Applicants for jobs, passports, tenancies or child adoption are often asked whether they ever faced any criminal charges. Even the existing juvenile justice law says the applicants need not mention charges of juvenile delinquency, even if convicted, and that such history does not bar them from the job or benefit sought.

It adds that a delinquent's records - whether with the police, Juvenile Justice Board or child welfare committees - must be destroyed seven years after the completion of the case.

It further says that no one should reveal a person's past juvenile delinquency - but does not explicitly state that even the police cannot do so during verifications or when asked by prospective employers.

This, activists say, has led to police disclosures and, sometimes, court endorsements of the sackings that follow.

Now, the draft Juvenile Justice Rules, 2016, for the Juvenile Justice (Care and Protection) Act, 2015, have explicitly forbidden the police from revealing "any record of the child for the purpose of character certificate or otherwise... where the case has been closed or disposed of".
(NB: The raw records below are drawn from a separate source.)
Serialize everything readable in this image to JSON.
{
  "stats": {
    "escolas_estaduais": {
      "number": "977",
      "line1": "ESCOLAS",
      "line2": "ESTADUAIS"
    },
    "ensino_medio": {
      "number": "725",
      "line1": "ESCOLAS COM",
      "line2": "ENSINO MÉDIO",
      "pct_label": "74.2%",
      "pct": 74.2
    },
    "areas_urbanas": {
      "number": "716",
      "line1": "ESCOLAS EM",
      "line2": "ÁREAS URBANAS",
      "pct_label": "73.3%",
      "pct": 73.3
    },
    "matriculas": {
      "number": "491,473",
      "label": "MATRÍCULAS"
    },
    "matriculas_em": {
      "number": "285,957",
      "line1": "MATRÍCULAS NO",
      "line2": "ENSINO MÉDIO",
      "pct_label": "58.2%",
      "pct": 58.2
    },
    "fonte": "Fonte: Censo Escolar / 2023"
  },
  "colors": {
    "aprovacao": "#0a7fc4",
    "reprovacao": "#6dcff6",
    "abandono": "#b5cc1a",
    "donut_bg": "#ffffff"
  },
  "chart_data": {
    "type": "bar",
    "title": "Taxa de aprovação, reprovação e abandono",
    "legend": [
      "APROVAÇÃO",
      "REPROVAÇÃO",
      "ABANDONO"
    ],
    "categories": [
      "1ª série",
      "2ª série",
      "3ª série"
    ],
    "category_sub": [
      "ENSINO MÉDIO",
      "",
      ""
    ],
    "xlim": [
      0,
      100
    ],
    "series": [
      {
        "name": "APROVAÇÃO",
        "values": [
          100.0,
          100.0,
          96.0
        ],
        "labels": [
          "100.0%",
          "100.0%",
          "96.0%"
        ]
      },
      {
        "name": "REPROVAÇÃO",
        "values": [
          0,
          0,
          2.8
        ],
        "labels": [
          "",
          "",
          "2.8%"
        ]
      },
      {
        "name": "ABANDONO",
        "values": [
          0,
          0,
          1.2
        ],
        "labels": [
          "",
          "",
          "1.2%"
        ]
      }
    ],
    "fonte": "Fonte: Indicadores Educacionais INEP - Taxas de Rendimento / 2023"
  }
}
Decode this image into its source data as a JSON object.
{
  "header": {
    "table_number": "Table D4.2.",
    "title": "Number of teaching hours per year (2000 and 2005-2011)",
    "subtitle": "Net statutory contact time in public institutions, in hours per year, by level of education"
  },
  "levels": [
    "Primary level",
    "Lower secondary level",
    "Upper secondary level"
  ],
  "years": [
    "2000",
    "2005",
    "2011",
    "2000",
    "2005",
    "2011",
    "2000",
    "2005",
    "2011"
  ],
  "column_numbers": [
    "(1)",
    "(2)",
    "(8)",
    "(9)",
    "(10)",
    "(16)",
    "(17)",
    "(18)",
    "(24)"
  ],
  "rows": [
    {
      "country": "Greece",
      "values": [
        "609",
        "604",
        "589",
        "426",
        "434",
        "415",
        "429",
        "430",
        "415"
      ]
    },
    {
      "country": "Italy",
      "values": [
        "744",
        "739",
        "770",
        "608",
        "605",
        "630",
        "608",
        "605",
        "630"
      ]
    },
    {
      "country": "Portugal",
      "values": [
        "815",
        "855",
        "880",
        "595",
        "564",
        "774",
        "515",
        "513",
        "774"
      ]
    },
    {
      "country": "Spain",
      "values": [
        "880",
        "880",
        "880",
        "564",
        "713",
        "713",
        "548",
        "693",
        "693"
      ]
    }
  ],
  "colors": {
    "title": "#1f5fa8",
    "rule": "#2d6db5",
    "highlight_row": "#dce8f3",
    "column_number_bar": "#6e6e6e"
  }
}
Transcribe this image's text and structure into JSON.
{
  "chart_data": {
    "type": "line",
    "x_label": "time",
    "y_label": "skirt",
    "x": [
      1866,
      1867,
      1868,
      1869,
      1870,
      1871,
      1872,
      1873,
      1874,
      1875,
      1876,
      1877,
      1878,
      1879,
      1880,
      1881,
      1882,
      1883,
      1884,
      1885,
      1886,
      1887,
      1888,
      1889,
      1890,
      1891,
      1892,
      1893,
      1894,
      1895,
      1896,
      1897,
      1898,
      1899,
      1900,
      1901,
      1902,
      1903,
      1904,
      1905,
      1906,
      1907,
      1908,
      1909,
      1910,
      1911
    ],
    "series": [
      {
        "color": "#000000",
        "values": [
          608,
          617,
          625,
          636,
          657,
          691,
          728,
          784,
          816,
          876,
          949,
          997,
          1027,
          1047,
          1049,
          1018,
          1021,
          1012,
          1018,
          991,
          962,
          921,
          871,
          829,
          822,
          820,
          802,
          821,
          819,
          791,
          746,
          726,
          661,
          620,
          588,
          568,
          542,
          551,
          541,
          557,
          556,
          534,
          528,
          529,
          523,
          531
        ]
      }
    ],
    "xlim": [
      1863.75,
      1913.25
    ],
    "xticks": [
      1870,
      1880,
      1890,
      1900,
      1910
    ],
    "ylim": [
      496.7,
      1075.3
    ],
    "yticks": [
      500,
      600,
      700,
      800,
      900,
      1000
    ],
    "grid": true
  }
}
The police must now "destroy the record of a child permanently" once the last appeal has been disposed of, without waiting seven years, or once the child has been released from a detention home.

Activists cite two cases to illustrate the lack of clarity that has vitiated the matter so far.

A job applicant, charged with a crime in 1996 when he was 14 and acquitted in 2003, had written "No" in the column seeking details of any criminal cases against him. He was sacked after a police enquiry.

When he moved Delhi High court, it ruled in 2006 that the "wrong he had committed" by furnishing "incorrect information" did not "stand corrected by his acquittal".

But in a similar case, Punjab and Haryana High Court ruled in 2010 that a sacked petitioner, charged with an offence in 1994 when he was eight, was protected under the Juvenile Justice Act.